Department of Oncology, the Sidney Kimmel Comprehensive Cancer Center at Johns Hopkins University, CRB1 building, room 186, Baltimore, MD, 21287, USA,
Curr Hematol Malig Rep. 2013 Dec;8(4):351-60. doi: 10.1007/s11899-013-0172-3.
Myelodysplastic syndromes (MDS) include a diverse group of clonal hematopoietic disorders characterized by progressive cytopenias and propensity for leukemic progression.

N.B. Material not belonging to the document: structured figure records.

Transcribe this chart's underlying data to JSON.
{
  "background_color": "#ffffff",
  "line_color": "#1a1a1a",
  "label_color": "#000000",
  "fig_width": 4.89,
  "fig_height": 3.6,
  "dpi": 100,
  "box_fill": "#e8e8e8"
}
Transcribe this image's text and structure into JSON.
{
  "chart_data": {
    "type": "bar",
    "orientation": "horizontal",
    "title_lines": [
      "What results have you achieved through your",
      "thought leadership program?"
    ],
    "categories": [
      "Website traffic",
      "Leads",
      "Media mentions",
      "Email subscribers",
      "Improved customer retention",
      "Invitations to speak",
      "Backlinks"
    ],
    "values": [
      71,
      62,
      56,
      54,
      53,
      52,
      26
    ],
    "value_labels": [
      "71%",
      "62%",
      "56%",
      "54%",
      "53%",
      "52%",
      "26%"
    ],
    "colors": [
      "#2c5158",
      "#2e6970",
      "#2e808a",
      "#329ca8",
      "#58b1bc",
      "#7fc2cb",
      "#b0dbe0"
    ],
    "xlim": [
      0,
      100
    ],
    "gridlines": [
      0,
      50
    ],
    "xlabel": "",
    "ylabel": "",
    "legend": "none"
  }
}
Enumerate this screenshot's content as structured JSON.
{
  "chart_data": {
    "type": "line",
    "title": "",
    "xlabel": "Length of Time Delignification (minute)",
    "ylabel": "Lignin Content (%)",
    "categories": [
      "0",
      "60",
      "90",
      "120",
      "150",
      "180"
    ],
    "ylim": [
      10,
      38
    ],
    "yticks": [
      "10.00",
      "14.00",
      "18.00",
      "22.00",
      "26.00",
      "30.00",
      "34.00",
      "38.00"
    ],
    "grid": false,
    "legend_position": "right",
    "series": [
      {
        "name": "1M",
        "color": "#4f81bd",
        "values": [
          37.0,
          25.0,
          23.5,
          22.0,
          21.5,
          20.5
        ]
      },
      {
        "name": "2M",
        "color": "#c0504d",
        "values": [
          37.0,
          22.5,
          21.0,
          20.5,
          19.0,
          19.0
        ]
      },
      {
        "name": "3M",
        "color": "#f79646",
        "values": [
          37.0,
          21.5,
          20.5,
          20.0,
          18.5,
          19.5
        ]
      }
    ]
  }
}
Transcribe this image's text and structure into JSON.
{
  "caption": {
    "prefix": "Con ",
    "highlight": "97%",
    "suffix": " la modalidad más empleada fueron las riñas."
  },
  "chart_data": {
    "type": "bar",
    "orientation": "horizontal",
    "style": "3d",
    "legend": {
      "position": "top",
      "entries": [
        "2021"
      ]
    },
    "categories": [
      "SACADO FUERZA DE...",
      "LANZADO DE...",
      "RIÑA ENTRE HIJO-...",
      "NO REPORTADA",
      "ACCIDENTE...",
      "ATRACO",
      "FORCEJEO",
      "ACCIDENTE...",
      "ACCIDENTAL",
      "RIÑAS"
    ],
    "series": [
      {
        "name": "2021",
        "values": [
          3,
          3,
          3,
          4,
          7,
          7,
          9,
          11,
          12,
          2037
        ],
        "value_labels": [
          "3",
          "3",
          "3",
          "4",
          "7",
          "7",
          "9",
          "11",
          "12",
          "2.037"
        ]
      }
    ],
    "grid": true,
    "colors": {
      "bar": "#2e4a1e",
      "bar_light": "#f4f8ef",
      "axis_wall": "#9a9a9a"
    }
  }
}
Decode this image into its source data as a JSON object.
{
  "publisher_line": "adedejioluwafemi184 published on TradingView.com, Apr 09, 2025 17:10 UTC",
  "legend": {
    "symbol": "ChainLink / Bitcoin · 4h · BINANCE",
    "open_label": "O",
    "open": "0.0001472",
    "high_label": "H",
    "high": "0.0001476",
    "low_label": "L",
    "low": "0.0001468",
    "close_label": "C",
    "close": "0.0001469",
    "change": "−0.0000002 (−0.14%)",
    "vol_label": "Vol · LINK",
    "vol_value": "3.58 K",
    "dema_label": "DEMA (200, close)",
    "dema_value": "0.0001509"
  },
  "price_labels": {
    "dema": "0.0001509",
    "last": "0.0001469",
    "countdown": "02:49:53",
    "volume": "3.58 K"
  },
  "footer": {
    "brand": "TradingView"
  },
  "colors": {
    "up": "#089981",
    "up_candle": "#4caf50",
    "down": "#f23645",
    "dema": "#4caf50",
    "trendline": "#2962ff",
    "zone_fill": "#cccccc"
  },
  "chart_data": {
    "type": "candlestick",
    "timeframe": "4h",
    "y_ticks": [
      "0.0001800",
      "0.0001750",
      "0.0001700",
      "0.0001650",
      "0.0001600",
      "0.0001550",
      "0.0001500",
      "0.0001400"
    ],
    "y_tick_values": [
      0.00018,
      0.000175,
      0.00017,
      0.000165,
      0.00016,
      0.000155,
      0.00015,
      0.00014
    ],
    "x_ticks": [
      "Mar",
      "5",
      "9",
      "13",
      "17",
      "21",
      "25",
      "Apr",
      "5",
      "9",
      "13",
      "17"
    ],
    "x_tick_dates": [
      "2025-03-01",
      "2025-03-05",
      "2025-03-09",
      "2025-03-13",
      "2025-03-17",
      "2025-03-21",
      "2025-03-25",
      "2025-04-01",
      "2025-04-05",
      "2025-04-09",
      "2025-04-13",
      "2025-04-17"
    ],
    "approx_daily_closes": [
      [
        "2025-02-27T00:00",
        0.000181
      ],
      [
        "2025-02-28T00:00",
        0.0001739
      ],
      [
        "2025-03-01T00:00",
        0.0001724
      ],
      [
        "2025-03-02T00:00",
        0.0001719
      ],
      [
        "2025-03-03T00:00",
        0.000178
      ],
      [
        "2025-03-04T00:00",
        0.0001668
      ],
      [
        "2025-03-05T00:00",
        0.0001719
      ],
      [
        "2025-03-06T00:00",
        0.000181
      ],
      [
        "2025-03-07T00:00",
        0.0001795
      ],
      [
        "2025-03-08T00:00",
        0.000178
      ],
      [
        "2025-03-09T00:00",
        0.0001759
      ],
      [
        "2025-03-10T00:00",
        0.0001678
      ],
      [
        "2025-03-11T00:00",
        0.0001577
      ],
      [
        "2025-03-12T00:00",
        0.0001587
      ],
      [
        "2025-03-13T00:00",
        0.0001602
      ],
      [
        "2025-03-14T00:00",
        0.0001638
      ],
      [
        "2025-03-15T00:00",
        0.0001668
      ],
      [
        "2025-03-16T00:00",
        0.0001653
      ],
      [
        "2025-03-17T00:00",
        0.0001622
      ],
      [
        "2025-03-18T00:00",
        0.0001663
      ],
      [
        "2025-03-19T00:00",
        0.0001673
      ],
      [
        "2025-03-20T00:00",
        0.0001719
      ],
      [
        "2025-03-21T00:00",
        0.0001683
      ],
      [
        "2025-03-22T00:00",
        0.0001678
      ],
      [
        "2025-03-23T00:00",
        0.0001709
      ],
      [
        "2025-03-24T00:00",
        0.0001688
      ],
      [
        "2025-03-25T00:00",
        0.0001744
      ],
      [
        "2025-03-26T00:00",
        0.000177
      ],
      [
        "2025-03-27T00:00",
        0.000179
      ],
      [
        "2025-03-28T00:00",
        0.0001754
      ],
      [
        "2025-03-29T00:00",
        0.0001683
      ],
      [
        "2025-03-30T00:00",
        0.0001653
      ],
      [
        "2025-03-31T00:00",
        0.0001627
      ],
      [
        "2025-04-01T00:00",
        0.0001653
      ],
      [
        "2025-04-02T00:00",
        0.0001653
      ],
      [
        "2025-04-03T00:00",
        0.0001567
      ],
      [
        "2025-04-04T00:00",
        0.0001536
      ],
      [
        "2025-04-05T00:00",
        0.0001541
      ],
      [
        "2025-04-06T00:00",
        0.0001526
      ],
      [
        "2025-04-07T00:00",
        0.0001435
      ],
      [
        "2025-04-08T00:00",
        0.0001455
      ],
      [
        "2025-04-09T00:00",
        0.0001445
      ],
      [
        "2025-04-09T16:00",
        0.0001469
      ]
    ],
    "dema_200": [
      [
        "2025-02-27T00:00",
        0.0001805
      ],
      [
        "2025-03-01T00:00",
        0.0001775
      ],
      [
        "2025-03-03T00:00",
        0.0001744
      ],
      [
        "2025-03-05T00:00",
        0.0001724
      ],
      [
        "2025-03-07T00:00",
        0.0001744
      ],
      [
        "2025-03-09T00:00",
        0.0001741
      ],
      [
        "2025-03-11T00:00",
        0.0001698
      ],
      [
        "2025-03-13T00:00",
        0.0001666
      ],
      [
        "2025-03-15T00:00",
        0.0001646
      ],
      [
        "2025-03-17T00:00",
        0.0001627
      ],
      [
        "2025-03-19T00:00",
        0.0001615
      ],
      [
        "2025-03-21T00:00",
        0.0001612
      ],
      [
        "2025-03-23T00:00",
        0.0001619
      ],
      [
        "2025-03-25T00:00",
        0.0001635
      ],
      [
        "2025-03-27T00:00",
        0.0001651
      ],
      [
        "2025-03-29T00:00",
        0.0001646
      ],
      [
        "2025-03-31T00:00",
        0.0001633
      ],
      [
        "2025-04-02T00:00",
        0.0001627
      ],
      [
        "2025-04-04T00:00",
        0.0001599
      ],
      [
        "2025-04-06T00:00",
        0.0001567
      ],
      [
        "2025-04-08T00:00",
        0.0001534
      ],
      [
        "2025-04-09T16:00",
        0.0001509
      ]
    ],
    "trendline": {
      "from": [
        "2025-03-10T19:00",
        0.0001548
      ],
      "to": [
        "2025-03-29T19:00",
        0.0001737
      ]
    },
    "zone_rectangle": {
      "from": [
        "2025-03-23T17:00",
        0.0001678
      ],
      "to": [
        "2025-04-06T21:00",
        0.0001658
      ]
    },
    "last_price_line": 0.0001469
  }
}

The biologic heterogeneity that underlies MDS translates clinically in wide variations of clinical outcomes. Several prognostic schemes were developed to predict the natural course of MDS, counsel patients, and allow evidence-based, risk-adaptive implementation of therapeutic strategies. The prognostic schemes divide patients into subgroups with similar prognosis, but the extent to which the prognostic prediction applies to any individual patient is more variable. None of these instruments was designed to predict the clinical benefit in relation to any specific MDS therapy. The prognostic impact of molecular mutations is being more recognized and attempts at incorporating it into the current prognostic schemes are ongoing.
骨髓增生异常综合征(MDS)包括一组异质性克隆性造血疾病,其特征为进行性血细胞减少和向白血病转化的倾向。MDS 所具有的生物学异质性在临床上表现为临床结局的广泛变化。已经制定了几种预后方案来预测 MDS 的自然病程,为患者提供咨询,并允许基于证据的、适应风险的治疗策略的实施。这些预后方案将患者分为具有相似预后的亚组,但这些预后预测在多大程度上适用于任何个体患者的变化更大。这些工具都不是为了预测与任何特定 MDS 治疗相关的临床获益而设计的。分子突变的预后影响越来越受到重视,目前正在尝试将其纳入现有的预后方案中。